News

Poêles à pellets : trop de rebut

28 septembre 2015
poeles à pellets

28 septembre 2015

Les poêles à pellets testés en labo obtiennent de mauvais résultats sur les plans du rendement, de l’émission de CO et de la sécurité. Certains modèles s’en sortent toutefois mieux et montrent la voie à suivre.

Vous voulez profiter de la chaleur d’un poêle à pellets?

Un poêle à pellets peut s'avérer économique pour se passer du chauffage central conventionnel pendant la mi-saison ou chauffer moins fort en plein coeur de l’hiver. Les poêles à pellets présentent, en outre, un meilleur bilan carbone que les chaudières au mazout ou au gaz par exemple. Les pellets de bois, du moins ceux pourvu d’un label PEFC ou FSC, sont en effet considérés comme une ressource renouvelable.

Rendements variables, trop de CO

Nous avons testé 17 modèles de poêles et constaté qu’ils connaissent quelques problèmes de rendement, d’émissions et de sécurité. 
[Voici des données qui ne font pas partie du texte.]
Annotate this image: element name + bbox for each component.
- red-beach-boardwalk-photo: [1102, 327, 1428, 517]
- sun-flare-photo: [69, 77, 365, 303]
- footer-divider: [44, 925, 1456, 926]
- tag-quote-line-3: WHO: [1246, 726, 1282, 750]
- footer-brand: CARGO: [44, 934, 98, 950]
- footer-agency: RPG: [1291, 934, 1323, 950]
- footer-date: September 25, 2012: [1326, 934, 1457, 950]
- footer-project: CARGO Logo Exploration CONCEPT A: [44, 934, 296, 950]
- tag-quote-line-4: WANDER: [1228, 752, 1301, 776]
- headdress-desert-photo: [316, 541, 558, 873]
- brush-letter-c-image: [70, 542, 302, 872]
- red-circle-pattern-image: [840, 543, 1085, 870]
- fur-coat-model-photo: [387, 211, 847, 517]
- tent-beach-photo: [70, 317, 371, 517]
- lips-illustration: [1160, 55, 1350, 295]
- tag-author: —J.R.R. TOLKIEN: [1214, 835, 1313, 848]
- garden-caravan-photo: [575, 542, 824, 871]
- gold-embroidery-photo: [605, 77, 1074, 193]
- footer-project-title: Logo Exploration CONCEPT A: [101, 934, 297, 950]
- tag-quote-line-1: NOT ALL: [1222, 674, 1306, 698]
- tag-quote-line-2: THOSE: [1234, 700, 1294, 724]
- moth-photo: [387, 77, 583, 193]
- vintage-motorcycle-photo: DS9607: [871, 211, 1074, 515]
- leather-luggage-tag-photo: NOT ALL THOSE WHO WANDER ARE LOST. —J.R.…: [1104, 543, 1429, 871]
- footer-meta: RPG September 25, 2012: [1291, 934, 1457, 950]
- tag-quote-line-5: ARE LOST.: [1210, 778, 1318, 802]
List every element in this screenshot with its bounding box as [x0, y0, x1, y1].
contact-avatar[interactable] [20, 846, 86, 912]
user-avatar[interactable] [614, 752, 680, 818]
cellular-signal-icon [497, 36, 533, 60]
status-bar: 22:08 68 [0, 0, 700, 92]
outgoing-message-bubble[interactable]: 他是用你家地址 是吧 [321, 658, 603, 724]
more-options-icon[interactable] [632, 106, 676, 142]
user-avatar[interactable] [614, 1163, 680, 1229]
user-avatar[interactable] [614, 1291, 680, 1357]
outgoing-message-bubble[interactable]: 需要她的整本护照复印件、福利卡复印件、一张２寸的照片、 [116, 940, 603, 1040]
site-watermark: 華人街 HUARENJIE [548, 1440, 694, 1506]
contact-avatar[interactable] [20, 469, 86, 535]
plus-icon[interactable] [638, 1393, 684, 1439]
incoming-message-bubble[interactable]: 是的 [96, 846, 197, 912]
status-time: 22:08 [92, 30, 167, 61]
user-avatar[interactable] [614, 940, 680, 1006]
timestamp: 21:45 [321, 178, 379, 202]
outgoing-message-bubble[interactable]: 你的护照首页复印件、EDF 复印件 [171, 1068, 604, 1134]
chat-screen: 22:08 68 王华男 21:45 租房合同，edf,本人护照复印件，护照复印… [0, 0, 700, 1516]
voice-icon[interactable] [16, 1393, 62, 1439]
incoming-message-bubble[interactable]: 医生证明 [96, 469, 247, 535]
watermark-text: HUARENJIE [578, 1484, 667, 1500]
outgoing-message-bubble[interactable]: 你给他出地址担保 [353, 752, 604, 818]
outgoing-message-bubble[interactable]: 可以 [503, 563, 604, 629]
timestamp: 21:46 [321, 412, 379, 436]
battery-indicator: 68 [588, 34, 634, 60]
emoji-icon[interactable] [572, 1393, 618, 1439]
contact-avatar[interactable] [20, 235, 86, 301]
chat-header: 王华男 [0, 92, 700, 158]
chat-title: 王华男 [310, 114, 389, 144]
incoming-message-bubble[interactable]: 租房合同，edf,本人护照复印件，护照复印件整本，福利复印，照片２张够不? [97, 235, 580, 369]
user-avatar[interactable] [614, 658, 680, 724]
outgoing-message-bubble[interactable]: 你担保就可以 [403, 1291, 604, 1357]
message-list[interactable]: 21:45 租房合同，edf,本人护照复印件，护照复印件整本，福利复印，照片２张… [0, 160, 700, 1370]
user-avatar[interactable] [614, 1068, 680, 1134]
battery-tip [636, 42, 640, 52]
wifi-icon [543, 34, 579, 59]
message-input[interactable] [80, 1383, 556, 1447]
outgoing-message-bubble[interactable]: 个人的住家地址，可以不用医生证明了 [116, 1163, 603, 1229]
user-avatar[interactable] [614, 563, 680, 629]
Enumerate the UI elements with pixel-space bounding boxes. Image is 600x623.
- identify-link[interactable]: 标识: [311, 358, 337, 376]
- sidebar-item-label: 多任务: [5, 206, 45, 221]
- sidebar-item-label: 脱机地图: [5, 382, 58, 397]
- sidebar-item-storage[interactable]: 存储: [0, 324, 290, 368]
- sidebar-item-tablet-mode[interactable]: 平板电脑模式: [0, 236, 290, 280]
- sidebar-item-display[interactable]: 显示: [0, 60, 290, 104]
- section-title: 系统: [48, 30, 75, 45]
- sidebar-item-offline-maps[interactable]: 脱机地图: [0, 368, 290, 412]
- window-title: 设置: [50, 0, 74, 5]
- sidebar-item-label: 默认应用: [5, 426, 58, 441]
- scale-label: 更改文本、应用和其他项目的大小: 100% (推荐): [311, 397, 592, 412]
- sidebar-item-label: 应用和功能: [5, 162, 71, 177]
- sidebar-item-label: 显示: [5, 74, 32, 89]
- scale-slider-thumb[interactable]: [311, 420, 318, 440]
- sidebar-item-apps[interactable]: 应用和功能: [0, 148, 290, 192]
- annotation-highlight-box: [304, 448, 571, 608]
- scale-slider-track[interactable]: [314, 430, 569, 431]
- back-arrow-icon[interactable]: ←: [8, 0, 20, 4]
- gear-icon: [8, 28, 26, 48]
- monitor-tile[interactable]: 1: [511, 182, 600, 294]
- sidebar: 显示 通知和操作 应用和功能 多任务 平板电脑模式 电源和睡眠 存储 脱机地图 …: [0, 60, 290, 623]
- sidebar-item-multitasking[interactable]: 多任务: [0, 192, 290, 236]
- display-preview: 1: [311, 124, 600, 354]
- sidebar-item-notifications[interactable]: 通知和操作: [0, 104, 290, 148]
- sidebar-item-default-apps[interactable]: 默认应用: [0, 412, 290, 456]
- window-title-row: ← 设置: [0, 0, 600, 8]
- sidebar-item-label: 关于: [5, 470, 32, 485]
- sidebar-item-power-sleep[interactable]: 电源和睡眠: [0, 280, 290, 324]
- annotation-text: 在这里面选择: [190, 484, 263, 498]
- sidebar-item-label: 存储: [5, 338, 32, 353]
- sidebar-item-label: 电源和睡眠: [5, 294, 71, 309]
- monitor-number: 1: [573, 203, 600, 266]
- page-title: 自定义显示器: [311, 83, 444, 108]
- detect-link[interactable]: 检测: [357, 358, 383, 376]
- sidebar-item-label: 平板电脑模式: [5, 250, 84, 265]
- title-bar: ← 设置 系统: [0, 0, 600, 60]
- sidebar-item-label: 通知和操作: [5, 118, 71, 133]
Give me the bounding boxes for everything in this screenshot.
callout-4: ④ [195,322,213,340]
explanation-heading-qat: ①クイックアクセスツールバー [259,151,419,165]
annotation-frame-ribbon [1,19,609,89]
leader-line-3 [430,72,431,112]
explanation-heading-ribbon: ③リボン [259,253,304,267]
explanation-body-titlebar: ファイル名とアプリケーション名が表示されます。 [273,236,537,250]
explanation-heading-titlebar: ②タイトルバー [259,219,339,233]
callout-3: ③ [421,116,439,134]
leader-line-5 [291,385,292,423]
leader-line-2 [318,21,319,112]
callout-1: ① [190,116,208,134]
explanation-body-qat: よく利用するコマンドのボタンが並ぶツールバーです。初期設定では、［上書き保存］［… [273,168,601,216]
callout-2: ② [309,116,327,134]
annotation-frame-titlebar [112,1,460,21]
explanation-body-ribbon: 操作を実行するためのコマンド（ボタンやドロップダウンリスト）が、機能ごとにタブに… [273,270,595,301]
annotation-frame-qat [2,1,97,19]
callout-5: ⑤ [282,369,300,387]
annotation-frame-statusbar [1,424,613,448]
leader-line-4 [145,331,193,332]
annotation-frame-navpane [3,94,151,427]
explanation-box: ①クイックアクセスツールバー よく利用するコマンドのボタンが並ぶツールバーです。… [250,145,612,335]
5 appareils testés sur 6 satisfont à la norme européenne de rendement (75%), mais ils ne sont plus que 2 sur 3 à satisfaire la norme belge plus sévère (de 80%). Pourtant, obtenir de bons résultats est possible puisque un des appareils arrive à l’excellent rendement de 90%. 

Une combustion incomplète produit davantage de gaz polluants tels que le monoxyde de carbone (CO). 1 modèle sur 4 émet ainsi, à plein régime, plus de CO qu’autorisé par la norme européenne et 3 modèles sur 4 émettent trop de CO lors du fonctionnement à puissance réduite.

Sécurité : un point épineux

Vous êtes censé pouvoir saisir certaines parties des poêles à pellets, comme la poignée de la porte ou le clapet du réservoir à pellets. Si celles-ci chauffent, le fabricant doit offrir une solution. D’après la norme, il suffit simplement de fournir un gant (thermorésistant) ou de rendre la poignée de la porte amovible. 8 appareils sur 17 ne satisfont pas à ce critère, alors qu’un investissement modique de la part du fabricant aurait suffi à limiter le risque de brûlure.

En outre, si la cheminée se bouche partiellement ou totalement, le poêle doit s’arrêter pour éviter qu’il n’explose ou que des fumées ne soient refoulées dans la pièce d’habitation, au risque d’asphyxier les habitants. 5 modèles sur 17 ne se sont pas du tout arrêtés alors que la cheminée était fermée. 

Dans l’ensemble, seuls 5 modèles sur 17 marquent de bons points pour la sécurité. Une réelle déception. Nous insistons pour que des normes plus strictes entourent les poêles à pellets.